Затем Игнатьев все-таки убедил хана открыть рынки для российских купцов. Но затем настроение хана изменилось.
Дело в том, что Саид Мухаммад перехватил посланные Катениным письма к туркменским старейшинам, в которых оренбургский генерал-губернатор нелицеприятно отозвался о хане. Теперь Саид Мухаммад пытался задержать Игнатьева у себя как можно дольше, чтобы в случае чего иметь ценного заложника в выяснении отношений с Россией, и поэтому затягивал переговоры. В особенности же хан не желал поездки русского посла в Бухару, боясь создания с тамошним ханом военного союза против себя. Всеми силами Игнатьева убеждали возвращаться обратно в Россию.
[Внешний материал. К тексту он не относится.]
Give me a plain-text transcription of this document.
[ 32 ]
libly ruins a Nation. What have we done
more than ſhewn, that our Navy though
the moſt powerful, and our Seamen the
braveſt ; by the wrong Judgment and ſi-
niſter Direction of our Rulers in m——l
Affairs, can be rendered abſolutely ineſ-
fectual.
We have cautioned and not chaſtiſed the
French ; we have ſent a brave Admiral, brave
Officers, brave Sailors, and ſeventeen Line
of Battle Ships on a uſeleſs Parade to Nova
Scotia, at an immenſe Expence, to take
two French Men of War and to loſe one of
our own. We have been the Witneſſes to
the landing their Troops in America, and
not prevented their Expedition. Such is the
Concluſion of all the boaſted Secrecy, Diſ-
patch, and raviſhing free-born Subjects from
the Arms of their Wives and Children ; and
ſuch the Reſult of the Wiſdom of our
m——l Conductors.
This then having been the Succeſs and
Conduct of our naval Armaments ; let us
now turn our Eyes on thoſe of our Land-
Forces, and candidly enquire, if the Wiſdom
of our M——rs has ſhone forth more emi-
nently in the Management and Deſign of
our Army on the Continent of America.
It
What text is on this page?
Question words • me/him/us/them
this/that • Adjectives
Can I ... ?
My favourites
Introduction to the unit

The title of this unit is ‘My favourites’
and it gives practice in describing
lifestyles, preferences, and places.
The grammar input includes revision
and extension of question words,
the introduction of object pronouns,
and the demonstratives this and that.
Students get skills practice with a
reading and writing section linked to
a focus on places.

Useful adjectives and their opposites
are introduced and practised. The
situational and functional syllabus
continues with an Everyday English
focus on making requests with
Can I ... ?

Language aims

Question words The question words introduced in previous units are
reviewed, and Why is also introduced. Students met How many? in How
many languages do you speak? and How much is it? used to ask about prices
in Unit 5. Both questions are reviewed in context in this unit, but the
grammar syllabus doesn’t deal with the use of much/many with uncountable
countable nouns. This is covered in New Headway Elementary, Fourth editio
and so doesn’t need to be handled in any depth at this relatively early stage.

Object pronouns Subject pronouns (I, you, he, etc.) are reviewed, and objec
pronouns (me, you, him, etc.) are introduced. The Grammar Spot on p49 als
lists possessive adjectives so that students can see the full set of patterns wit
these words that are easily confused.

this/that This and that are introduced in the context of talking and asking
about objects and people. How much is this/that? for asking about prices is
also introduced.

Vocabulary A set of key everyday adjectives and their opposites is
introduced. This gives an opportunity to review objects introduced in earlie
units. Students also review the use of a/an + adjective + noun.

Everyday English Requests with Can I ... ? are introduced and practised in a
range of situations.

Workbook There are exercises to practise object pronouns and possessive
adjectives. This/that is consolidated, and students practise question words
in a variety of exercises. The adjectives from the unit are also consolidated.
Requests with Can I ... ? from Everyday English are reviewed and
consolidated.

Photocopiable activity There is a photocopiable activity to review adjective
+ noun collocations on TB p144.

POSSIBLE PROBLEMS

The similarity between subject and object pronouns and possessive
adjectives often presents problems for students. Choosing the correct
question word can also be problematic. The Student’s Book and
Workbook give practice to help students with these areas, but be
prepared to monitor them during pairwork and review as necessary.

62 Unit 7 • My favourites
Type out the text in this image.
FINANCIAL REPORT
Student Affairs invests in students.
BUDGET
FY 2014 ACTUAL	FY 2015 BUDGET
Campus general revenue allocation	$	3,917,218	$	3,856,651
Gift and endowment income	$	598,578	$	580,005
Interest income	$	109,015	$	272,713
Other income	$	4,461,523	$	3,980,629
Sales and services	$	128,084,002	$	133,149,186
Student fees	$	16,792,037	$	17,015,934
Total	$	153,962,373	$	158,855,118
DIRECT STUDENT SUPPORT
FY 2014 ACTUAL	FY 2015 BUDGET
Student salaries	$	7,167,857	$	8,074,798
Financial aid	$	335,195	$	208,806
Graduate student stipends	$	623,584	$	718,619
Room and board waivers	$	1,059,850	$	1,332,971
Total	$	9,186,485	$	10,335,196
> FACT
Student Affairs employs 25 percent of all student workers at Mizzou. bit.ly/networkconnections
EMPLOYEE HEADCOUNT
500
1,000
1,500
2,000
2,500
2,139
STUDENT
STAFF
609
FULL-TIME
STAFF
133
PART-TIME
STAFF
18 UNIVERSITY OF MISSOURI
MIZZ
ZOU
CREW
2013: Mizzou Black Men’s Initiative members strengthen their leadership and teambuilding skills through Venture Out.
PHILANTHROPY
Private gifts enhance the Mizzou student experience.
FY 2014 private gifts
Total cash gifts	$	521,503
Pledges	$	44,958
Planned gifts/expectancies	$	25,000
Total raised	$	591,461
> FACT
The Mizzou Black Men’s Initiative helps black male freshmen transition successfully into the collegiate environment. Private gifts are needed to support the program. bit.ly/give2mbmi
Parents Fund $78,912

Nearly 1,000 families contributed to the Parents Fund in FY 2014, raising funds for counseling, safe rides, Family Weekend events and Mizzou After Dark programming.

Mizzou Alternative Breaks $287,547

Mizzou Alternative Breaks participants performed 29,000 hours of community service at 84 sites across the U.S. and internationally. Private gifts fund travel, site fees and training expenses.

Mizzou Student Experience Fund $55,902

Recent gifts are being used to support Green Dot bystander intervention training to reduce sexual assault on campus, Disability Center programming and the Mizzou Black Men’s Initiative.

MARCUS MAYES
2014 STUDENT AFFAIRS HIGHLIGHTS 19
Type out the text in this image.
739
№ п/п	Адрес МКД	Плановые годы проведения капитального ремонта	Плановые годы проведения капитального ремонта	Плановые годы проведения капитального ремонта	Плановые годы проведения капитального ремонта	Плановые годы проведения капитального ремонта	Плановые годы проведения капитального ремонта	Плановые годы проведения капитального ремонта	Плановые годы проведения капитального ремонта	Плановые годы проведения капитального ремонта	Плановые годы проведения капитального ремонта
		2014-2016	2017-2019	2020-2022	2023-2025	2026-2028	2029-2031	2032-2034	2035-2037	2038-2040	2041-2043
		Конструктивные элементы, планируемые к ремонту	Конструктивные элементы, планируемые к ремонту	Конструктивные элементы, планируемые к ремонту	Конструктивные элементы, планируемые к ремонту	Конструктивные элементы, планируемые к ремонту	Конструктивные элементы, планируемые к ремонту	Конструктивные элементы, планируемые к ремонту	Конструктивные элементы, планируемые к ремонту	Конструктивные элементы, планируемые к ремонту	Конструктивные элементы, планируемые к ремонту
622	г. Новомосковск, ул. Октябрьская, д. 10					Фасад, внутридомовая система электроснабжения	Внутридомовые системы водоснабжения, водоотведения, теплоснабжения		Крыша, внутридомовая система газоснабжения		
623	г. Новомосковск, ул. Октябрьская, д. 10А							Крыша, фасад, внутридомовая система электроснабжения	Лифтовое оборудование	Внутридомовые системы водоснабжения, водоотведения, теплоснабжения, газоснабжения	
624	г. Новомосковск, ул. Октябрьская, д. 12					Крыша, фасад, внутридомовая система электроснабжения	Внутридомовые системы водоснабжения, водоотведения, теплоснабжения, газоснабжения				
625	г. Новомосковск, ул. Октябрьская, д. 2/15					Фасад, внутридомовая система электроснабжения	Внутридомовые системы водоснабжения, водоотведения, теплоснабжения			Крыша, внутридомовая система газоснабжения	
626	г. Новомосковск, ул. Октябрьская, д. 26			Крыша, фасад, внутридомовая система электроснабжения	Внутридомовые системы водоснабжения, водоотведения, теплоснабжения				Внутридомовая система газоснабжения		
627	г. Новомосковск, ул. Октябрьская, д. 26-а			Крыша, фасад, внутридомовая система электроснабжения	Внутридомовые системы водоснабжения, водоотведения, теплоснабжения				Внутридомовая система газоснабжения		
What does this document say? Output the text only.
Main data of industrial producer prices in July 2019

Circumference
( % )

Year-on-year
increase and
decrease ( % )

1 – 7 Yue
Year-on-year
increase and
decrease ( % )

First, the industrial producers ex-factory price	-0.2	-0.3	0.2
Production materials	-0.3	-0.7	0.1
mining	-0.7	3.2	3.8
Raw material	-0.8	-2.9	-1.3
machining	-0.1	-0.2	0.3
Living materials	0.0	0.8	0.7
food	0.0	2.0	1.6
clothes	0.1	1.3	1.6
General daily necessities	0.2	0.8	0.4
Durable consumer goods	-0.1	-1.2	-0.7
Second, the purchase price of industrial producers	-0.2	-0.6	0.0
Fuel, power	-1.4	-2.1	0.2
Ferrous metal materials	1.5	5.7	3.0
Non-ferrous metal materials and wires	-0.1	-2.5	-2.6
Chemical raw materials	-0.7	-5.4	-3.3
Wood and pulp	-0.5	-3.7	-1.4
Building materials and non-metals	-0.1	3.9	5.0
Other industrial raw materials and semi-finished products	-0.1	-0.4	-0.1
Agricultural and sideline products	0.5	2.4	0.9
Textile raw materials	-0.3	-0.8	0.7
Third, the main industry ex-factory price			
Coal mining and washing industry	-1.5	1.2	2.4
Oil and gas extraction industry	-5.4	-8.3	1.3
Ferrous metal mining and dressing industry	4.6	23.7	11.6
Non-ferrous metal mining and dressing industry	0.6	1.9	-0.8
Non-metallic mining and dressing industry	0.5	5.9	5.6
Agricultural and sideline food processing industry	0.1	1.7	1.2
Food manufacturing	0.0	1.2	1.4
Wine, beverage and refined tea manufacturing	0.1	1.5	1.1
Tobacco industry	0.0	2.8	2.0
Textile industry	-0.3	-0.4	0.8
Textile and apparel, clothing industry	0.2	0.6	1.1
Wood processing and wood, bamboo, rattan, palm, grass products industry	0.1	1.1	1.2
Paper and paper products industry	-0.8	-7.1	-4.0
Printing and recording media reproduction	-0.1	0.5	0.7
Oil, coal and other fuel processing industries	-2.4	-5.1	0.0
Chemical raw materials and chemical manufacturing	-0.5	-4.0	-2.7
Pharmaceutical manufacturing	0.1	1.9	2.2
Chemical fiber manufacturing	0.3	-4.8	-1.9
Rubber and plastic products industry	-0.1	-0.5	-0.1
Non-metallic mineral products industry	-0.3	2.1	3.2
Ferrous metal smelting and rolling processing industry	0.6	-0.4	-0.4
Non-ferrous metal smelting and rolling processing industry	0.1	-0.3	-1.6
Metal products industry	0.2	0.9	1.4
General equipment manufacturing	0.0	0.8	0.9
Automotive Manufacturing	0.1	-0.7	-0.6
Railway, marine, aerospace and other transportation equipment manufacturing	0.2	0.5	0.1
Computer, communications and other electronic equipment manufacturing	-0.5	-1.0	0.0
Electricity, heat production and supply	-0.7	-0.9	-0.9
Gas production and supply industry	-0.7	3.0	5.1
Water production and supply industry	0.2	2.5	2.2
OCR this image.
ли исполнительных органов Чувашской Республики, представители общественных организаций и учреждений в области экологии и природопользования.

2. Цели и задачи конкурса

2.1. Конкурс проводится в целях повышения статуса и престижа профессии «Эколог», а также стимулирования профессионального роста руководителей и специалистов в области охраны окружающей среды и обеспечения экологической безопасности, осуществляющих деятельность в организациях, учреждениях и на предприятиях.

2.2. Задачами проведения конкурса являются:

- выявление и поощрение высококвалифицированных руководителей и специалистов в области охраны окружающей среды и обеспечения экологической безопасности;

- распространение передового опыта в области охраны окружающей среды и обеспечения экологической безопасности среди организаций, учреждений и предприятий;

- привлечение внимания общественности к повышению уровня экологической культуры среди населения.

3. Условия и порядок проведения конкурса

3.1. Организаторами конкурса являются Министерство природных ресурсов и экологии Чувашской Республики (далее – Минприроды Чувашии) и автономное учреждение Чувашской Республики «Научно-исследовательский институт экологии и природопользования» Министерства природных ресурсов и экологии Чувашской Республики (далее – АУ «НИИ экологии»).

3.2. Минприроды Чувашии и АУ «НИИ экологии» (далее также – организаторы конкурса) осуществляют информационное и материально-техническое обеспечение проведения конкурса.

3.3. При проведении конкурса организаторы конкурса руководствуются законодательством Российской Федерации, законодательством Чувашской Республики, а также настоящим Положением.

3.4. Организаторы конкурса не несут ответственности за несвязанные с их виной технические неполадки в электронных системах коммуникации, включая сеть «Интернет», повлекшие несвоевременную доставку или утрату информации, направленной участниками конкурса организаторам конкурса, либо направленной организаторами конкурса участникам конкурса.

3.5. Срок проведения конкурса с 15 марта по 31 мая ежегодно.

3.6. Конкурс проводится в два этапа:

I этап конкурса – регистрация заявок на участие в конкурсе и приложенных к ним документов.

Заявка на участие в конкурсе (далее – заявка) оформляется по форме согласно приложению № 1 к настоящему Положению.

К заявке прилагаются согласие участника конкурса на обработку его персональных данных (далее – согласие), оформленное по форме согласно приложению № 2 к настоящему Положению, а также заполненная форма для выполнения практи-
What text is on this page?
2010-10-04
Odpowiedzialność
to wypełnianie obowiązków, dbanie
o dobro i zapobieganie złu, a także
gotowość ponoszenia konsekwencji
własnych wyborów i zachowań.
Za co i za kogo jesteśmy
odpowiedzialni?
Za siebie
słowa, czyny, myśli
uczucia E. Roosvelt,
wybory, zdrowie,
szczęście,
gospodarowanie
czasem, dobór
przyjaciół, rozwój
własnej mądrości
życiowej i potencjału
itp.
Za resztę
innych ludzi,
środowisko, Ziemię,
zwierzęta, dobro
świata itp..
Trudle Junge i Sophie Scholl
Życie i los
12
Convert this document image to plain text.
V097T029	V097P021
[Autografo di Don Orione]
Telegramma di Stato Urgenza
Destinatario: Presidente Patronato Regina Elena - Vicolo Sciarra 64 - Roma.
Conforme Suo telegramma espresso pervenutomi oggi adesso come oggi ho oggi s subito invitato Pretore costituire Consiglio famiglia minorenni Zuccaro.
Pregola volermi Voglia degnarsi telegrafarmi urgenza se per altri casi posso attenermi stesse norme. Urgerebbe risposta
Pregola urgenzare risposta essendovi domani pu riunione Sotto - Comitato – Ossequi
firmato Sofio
В конце концов, встревоженный поведением хивинского хана генерал-губернатор Катенин велел задержать в Оренбурге торговые караваны из Хивы до получения известий о благополучном отъезде посольства. После этого русская миссия все же отправилась в Бухару.
Это надо было сделать хотя бы потому, что стало известно – афганский эмир Дост Мухаммад, примирившись с англичанами, требует от эмира Бухары передать ему город Карши. «Эмир таким требованием, – сообщал в Петербург Катенин, – поставлен в самое затруднительное положение, не знает, что ответить послам». Поэтому появление в именно в этот момент в Бухаре русского посольства могло повлиять на решение эмира Насруллы в наших интересах.
Не дав Игнатьеву прощальной аудиенции, Саид Мухаммад демонстративно уехал в загородный дворец. Таким образом, миссия в Хиву окончилась неудачей. При этом разгневанный хан все же отомстил Игнатьеву, натравив в дороге на миссию несколько разбойничьих туркменских шаек. Впрочем, польза от поездки в Хиву все равно была. За время пребывания в Хиве наши офицеры собрали всю необходимую информацию о состоянии местной армии, городских укреплений и финансах ханства.
Итак, в сентябре 1858 года отбиваясь от разбойников-туркменов, посольство Игнатьева двинулось по правому берегу Амударьи в Бухарское ханство.